All of that happened together. We had gone back and forth about having children, but a key was wild spaces. My husband grew up in rural Washington and Arizona. Most of my childhood was in the growing suburbs north of Seattle. There were still cows at the end of the road, goats over the hill, and a small barn with palomino horses just a couple of blocks away. Best of all were the remains of second and third growth Douglas firs. The stumps of massive old growth cut down in the late nineteenth or early twentieth centuries were so old they crumbled rust red—I could dig right into them with my hands. Hidden away were ponds and swampy places.

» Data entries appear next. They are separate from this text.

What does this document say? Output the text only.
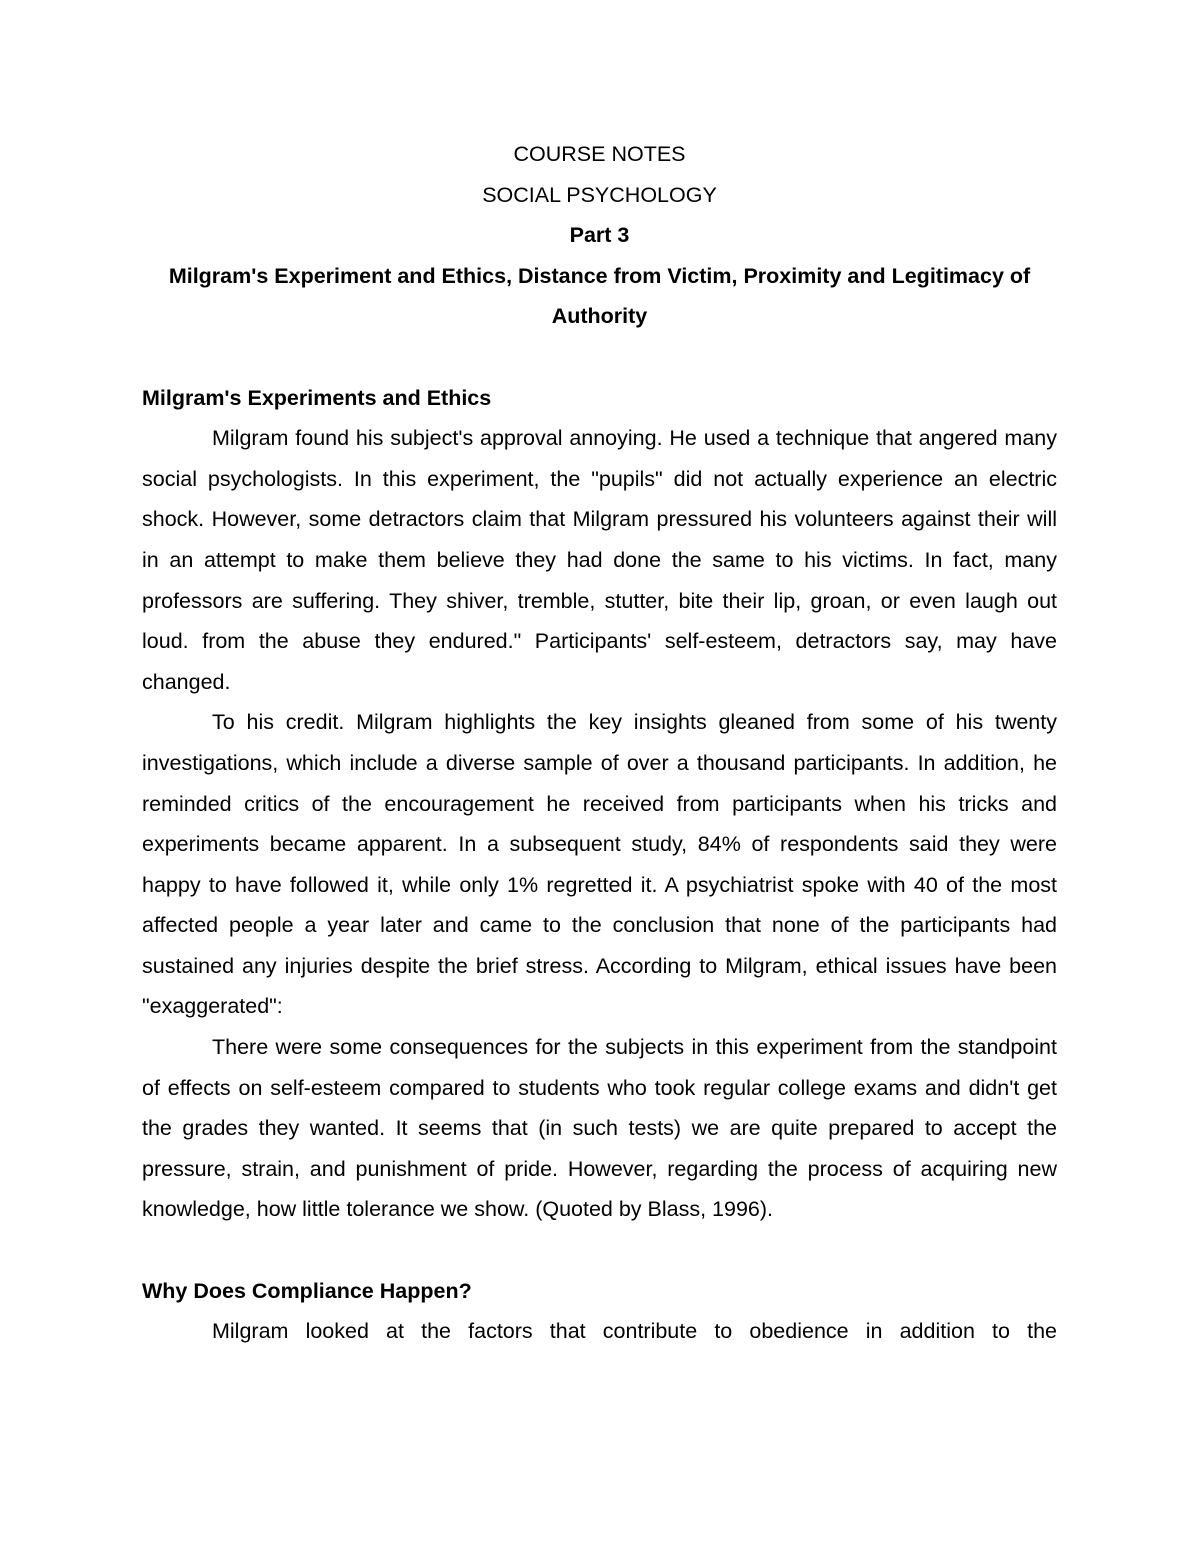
COURSE NOTES

SOCIAL PSYCHOLOGY

Part 3

Milgram's Experiment and Ethics, Distance from Victim, Proximity and Legitimacy of Authority

Milgram's Experiments and Ethics

Milgram found his subject's approval annoying. He used a technique that angered many social psychologists. In this experiment, the "pupils" did not actually experience an electric shock. However, some detractors claim that Milgram pressured his volunteers against their will in an attempt to make them believe they had done the same to his victims. In fact, many professors are suffering. They shiver, tremble, stutter, bite their lip, groan, or even laugh out loud. from the abuse they endured." Participants' self-esteem, detractors say, may have changed.

To his credit. Milgram highlights the key insights gleaned from some of his twenty investigations, which include a diverse sample of over a thousand participants. In addition, he reminded critics of the encouragement he received from participants when his tricks and experiments became apparent. In a subsequent study, 84% of respondents said they were happy to have followed it, while only 1% regretted it. A psychiatrist spoke with 40 of the most affected people a year later and came to the conclusion that none of the participants had sustained any injuries despite the brief stress. According to Milgram, ethical issues have been "exaggerated":

There were some consequences for the subjects in this experiment from the standpoint of effects on self-esteem compared to students who took regular college exams and didn't get the grades they wanted. It seems that (in such tests) we are quite prepared to accept the pressure, strain, and punishment of pride. However, regarding the process of acquiring new knowledge, how little tolerance we show. (Quoted by Blass, 1996).

Why Does Compliance Happen?

Milgram looked at the factors that contribute to obedience in addition to the
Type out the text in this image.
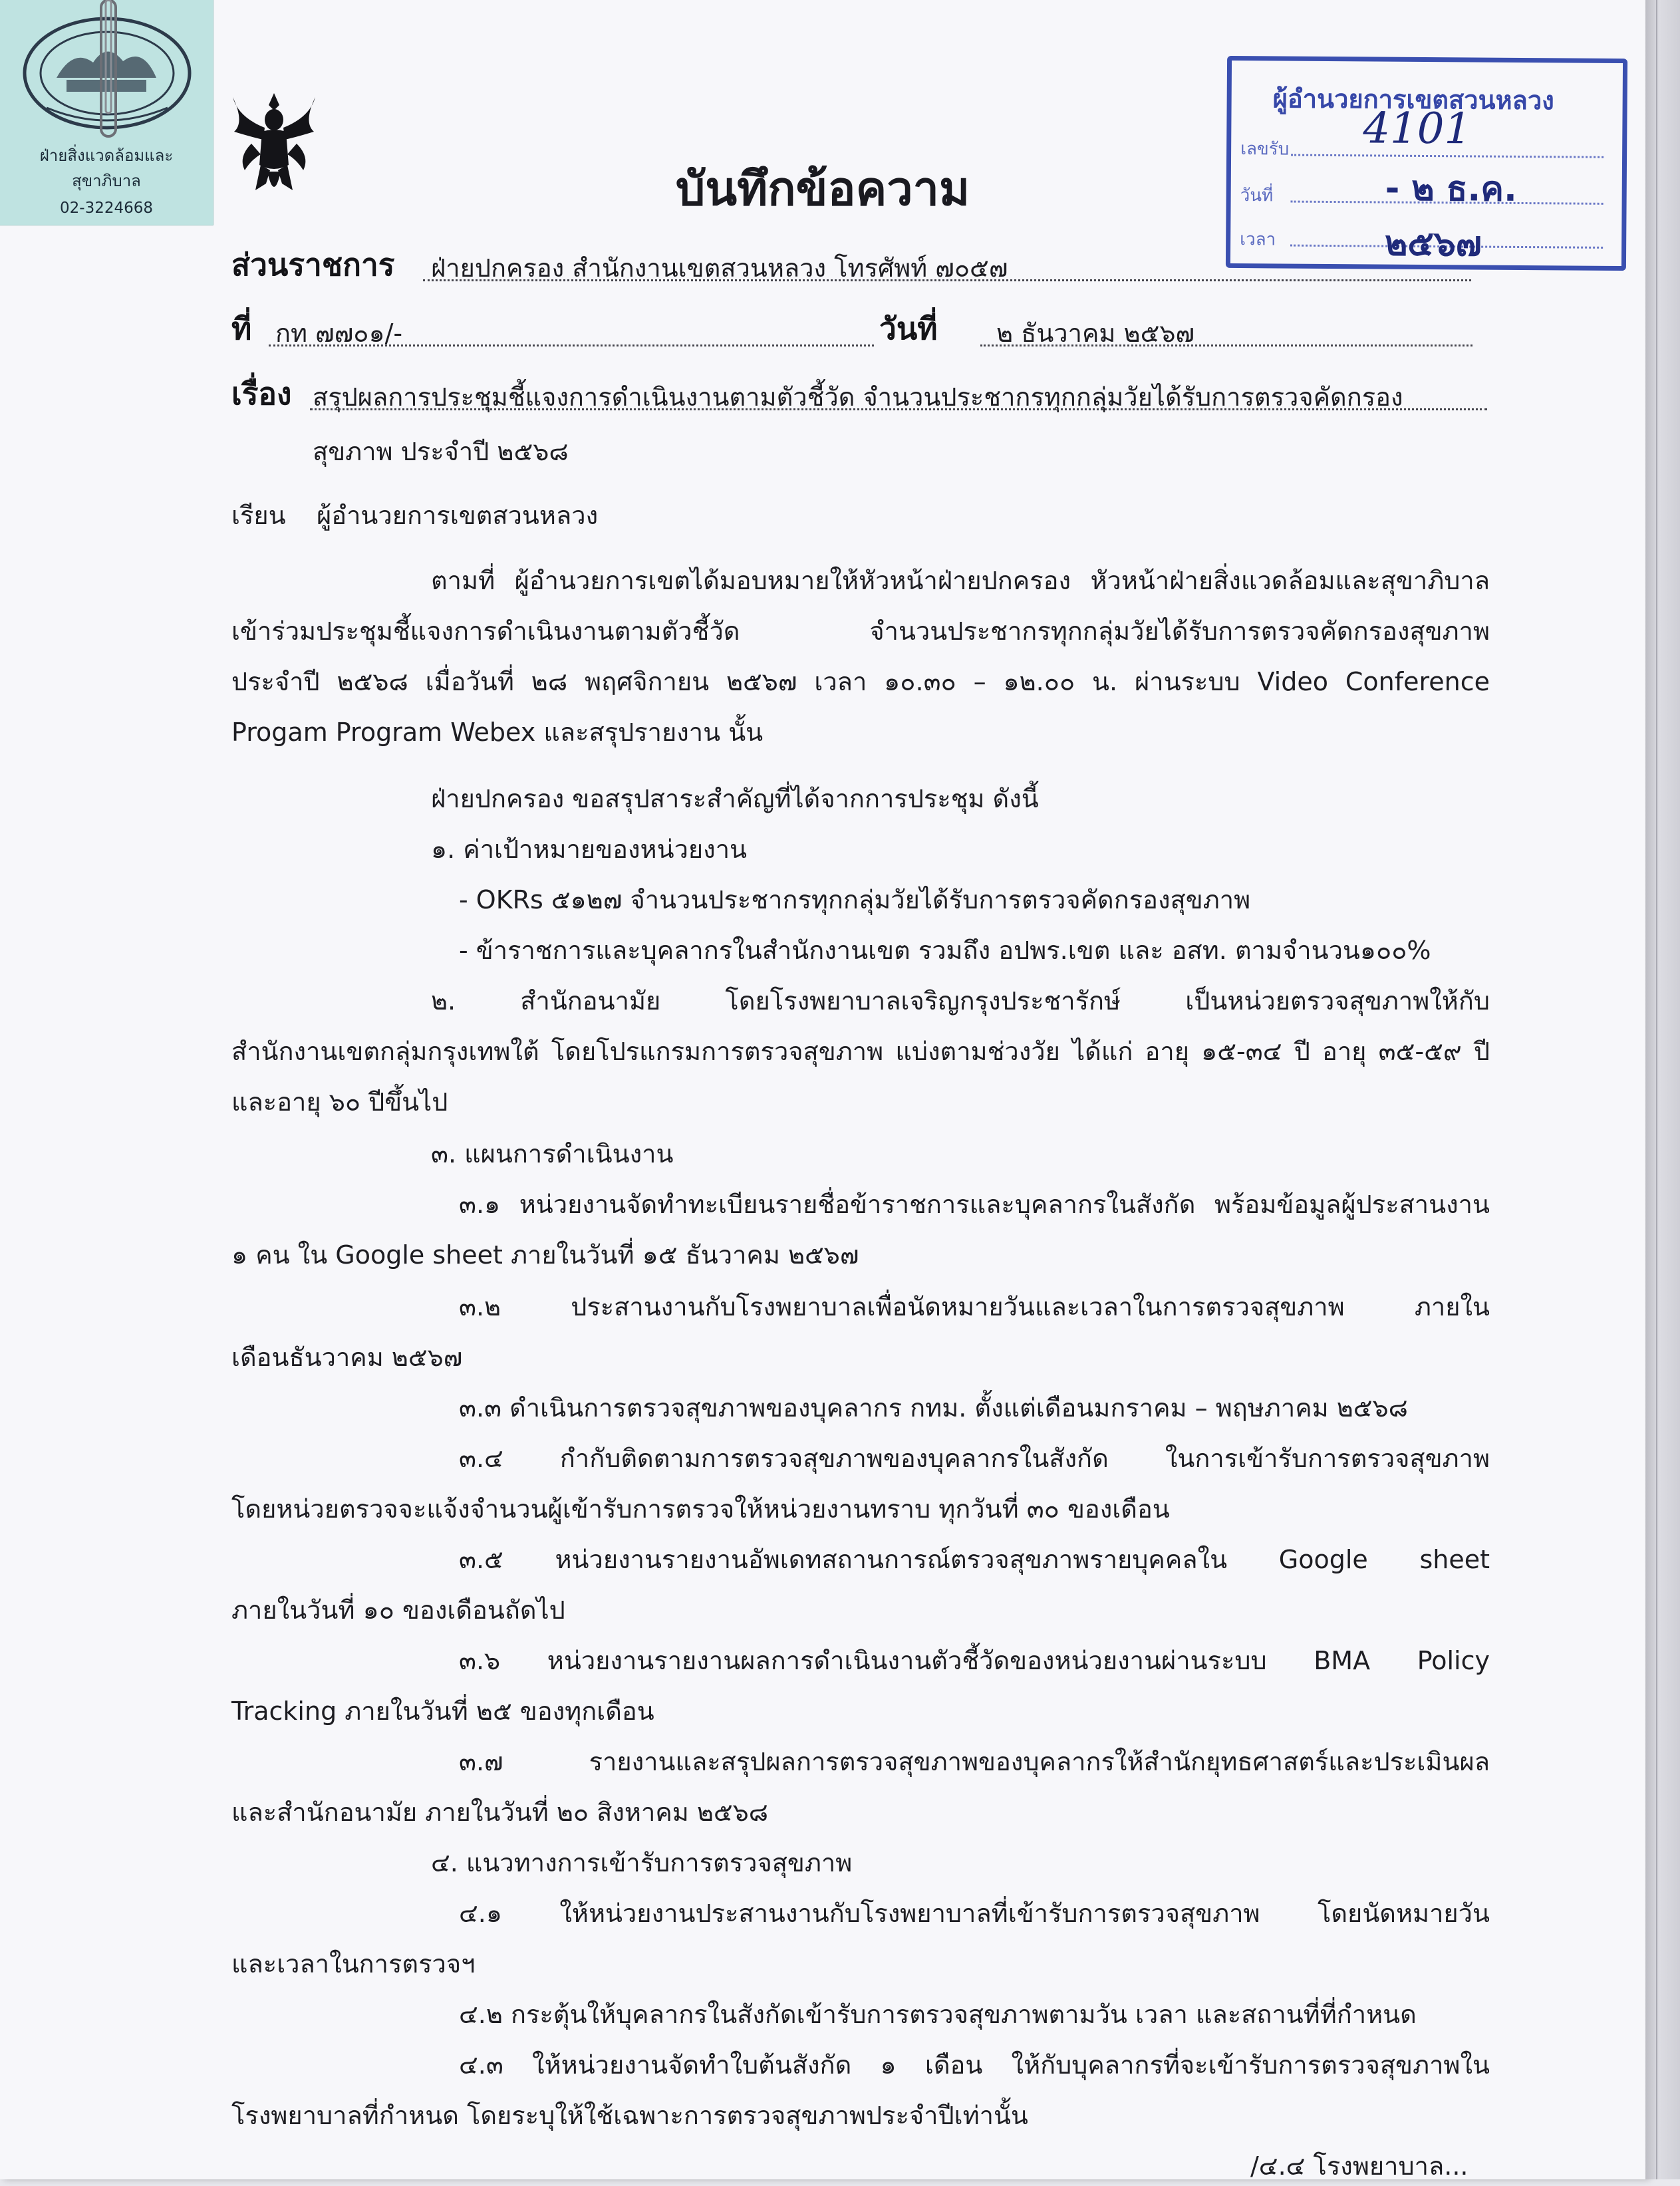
ฝ่ายสิ่งแวดล้อมและ
สุขาภิบาล
02-3224668
ผู้อำนวยการเขตสวนหลวง
เลขรับ
วันที่
เวลา
4101
- ๒ ธ.ค. ๒๕๖๗
บันทึกข้อความ
ส่วนราชการ ฝ่ายปกครอง สำนักงานเขตสวนหลวง โทรศัพท์ ๗๐๕๗
ที่ กท ๗๗๐๑/-	วันที่ ๒ ธันวาคม ๒๕๖๗
เรื่อง สรุปผลการประชุมชี้แจงการดำเนินงานตามตัวชี้วัด จำนวนประชากรทุกกลุ่มวัยได้รับการตรวจคัดกรอง
สุขภาพ ประจำปี ๒๕๖๘
เรียน ผู้อำนวยการเขตสวนหลวง
ตามที่ ผู้อำนวยการเขตได้มอบหมายให้หัวหน้าฝ่ายปกครอง หัวหน้าฝ่ายสิ่งแวดล้อมและสุขาภิบาล
เข้าร่วมประชุมชี้แจงการดำเนินงานตามตัวชี้วัด จำนวนประชากรทุกกลุ่มวัยได้รับการตรวจคัดกรองสุขภาพ
ประจำปี ๒๕๖๘ เมื่อวันที่ ๒๘ พฤศจิกายน ๒๕๖๗ เวลา ๑๐.๓๐ – ๑๒.๐๐ น. ผ่านระบบ Video Conference
Progam Program Webex และสรุปรายงาน นั้น
ฝ่ายปกครอง ขอสรุปสาระสำคัญที่ได้จากการประชุม ดังนี้
๑. ค่าเป้าหมายของหน่วยงาน
- OKRs ๕๑๒๗ จำนวนประชากรทุกกลุ่มวัยได้รับการตรวจคัดกรองสุขภาพ
- ข้าราชการและบุคลากรในสำนักงานเขต รวมถึง อปพร.เขต และ อสท. ตามจำนวน๑๐๐%
๒. สำนักอนามัย โดยโรงพยาบาลเจริญกรุงประชารักษ์ เป็นหน่วยตรวจสุขภาพให้กับ
สำนักงานเขตกลุ่มกรุงเทพใต้ โดยโปรแกรมการตรวจสุขภาพ แบ่งตามช่วงวัย ได้แก่ อายุ ๑๕-๓๔ ปี อายุ ๓๕-๕๙ ปี
และอายุ ๖๐ ปีขึ้นไป
๓. แผนการดำเนินงาน
๓.๑ หน่วยงานจัดทำทะเบียนรายชื่อข้าราชการและบุคลากรในสังกัด พร้อมข้อมูลผู้ประสานงาน
๑ คน ใน Google sheet ภายในวันที่ ๑๕ ธันวาคม ๒๕๖๗
๓.๒ ประสานงานกับโรงพยาบาลเพื่อนัดหมายวันและเวลาในการตรวจสุขภาพ ภายใน
เดือนธันวาคม ๒๕๖๗
๓.๓ ดำเนินการตรวจสุขภาพของบุคลากร กทม. ตั้งแต่เดือนมกราคม – พฤษภาคม ๒๕๖๘
๓.๔ กำกับติดตามการตรวจสุขภาพของบุคลากรในสังกัด ในการเข้ารับการตรวจสุขภาพ
โดยหน่วยตรวจจะแจ้งจำนวนผู้เข้ารับการตรวจให้หน่วยงานทราบ ทุกวันที่ ๓๐ ของเดือน
๓.๕ หน่วยงานรายงานอัพเดทสถานการณ์ตรวจสุขภาพรายบุคคลใน Google sheet
ภายในวันที่ ๑๐ ของเดือนถัดไป
๓.๖ หน่วยงานรายงานผลการดำเนินงานตัวชี้วัดของหน่วยงานผ่านระบบ BMA Policy
Tracking ภายในวันที่ ๒๕ ของทุกเดือน
๓.๗ รายงานและสรุปผลการตรวจสุขภาพของบุคลากรให้สำนักยุทธศาสตร์และประเมินผล
และสำนักอนามัย ภายในวันที่ ๒๐ สิงหาคม ๒๕๖๘
๔. แนวทางการเข้ารับการตรวจสุขภาพ
๔.๑ ให้หน่วยงานประสานงานกับโรงพยาบาลที่เข้ารับการตรวจสุขภาพ โดยนัดหมายวัน
และเวลาในการตรวจฯ
๔.๒ กระตุ้นให้บุคลากรในสังกัดเข้ารับการตรวจสุขภาพตามวัน เวลา และสถานที่ที่กำหนด
๔.๓ ให้หน่วยงานจัดทำใบต้นสังกัด ๑ เดือน ให้กับบุคลากรที่จะเข้ารับการตรวจสุขภาพใน
โรงพยาบาลที่กำหนด โดยระบุให้ใช้เฉพาะการตรวจสุขภาพประจำปีเท่านั้น
/๔.๔ โรงพยาบาล...
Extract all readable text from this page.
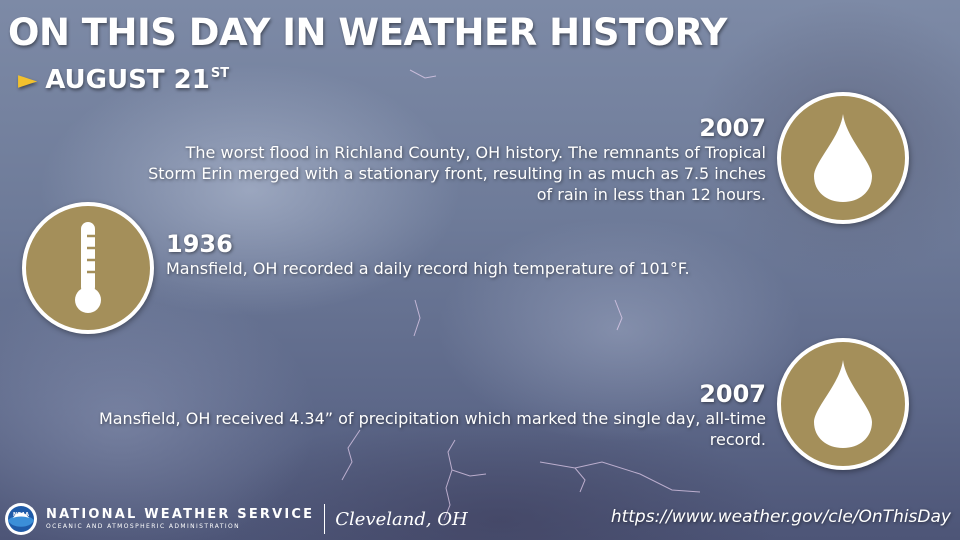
ON THIS DAY IN WEATHER HISTORY
► AUGUST 21 ST
2007
The worst flood in Richland County, OH history. The remnants of Tropical Storm Erin merged with a stationary front, resulting in as much as 7.5 inches of rain in less than 12 hours.
1936
Mansfield, OH recorded a daily record high temperature of 101°F.
2007
Mansfield, OH received 4.34” of precipitation which marked the single day, all-time record.
NOAA NATIONAL WEATHER SERVICE
OCEANIC AND ATMOSPHERIC ADMINISTRATION	Cleveland, OH	https://www.weather.gov/cle/OnThisDay
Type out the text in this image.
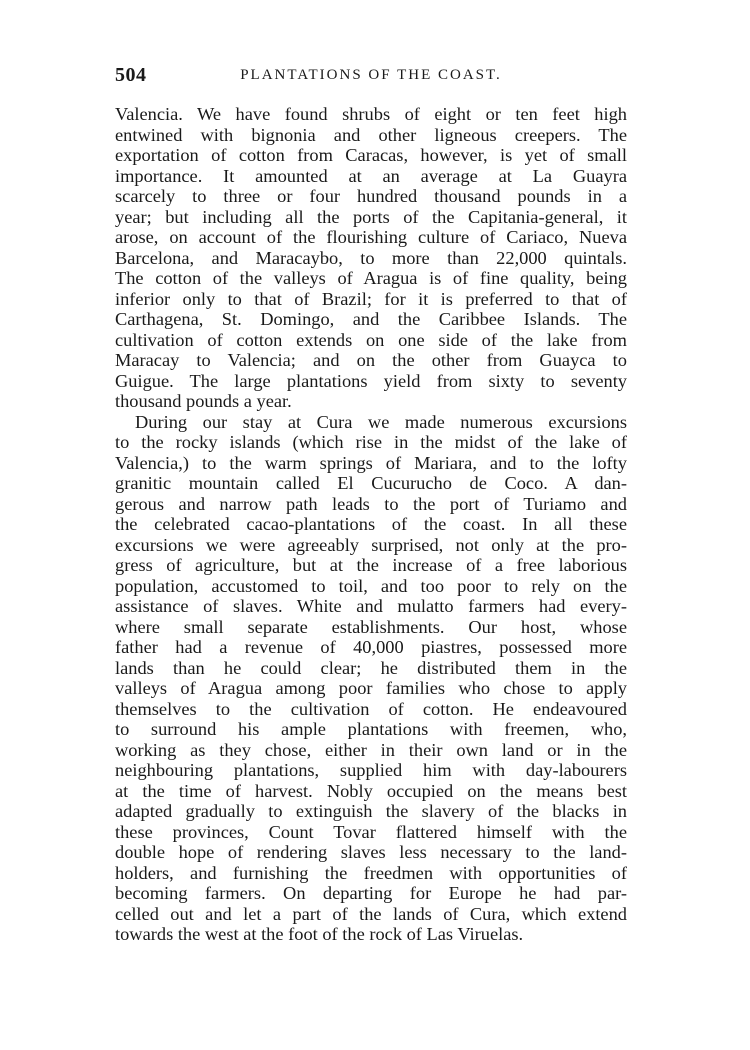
504	PLANTATIONS OF THE COAST.
Valencia. We have found shrubs of eight or ten feet high
entwined with bignonia and other ligneous creepers. The
exportation of cotton from Caracas, however, is yet of small
importance. It amounted at an average at La Guayra
scarcely to three or four hundred thousand pounds in a
year; but including all the ports of the Capitania-general, it
arose, on account of the flourishing culture of Cariaco, Nueva
Barcelona, and Maracaybo, to more than 22,000 quintals.
The cotton of the valleys of Aragua is of fine quality, being
inferior only to that of Brazil; for it is preferred to that of
Carthagena, St. Domingo, and the Caribbee Islands. The
cultivation of cotton extends on one side of the lake from
Maracay to Valencia; and on the other from Guayca to
Guigue. The large plantations yield from sixty to seventy
thousand pounds a year.
During our stay at Cura we made numerous excursions
to the rocky islands (which rise in the midst of the lake of
Valencia,) to the warm springs of Mariara, and to the lofty
granitic mountain called El Cucurucho de Coco. A dan-
gerous and narrow path leads to the port of Turiamo and
the celebrated cacao-plantations of the coast. In all these
excursions we were agreeably surprised, not only at the pro-
gress of agriculture, but at the increase of a free laborious
population, accustomed to toil, and too poor to rely on the
assistance of slaves. White and mulatto farmers had every-
where small separate establishments. Our host, whose
father had a revenue of 40,000 piastres, possessed more
lands than he could clear; he distributed them in the
valleys of Aragua among poor families who chose to apply
themselves to the cultivation of cotton. He endeavoured
to surround his ample plantations with freemen, who,
working as they chose, either in their own land or in the
neighbouring plantations, supplied him with day-labourers
at the time of harvest. Nobly occupied on the means best
adapted gradually to extinguish the slavery of the blacks in
these provinces, Count Tovar flattered himself with the
double hope of rendering slaves less necessary to the land-
holders, and furnishing the freedmen with opportunities of
becoming farmers. On departing for Europe he had par-
celled out and let a part of the lands of Cura, which extend
towards the west at the foot of the rock of Las Viruelas.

I watched frogs swim underwater and admired the water skippers on top. I tripped over the native blackberry vines, tore bracken from the earth and heaved it as javelins, put foxglove blossoms on my fingertips, and ate the sulphurous yellow blossoms of Oregon grape in the spring and the tart berries later in summer. My mother had no idea where I was most of the time. I brought home pollywogs and splinters. I came home filthy.

Gary had a similarly unrestrained childhood in the desert but also rattlesnakes and scorpions. I wrote my MFA thesis based on his childhood stories. Most of what I wrote was entirely made up, but once in a while, Gary would look up from reading one of my stories: “Did I tell you this? I’m sure I never told you this.”

I got it right.

Having children in the city, even in a house with cedar trees in the front yard and dogwood in the back, and just a few blocks from the zoo . . . that would never do.

Raising children at the beach felt possible. My mother would later declare the move to Oregon as a reason for having children “stupid.” It felt only right to me.

I hope my sons have their own stories of wilderness and sand, wetsuits and wild waves. Jellyfish and sand dollars, castles and glorious sunsets.

Overpopulation worried me even when I was still in grade school. I’m sure I have written about that before too. The world is too crowded these days and all the places I played growing up are paved over, fenced, and tame. Wild places are few and far between today. I just read that the Earth is predicted to have 10 billion people by 2050. That’s four times the population on Earth in the year I was born. Our sons and their wives and our grandchildren will live to see that coming crowded world. I probably will not.

May there be something left of wilderness for my great great grandchildren to enjoy. May they watch water skippers on the surface of ponds, frogs beneath the surface. Forest and water hidden away. May they know monstrous trees and places silent, still, and out of control.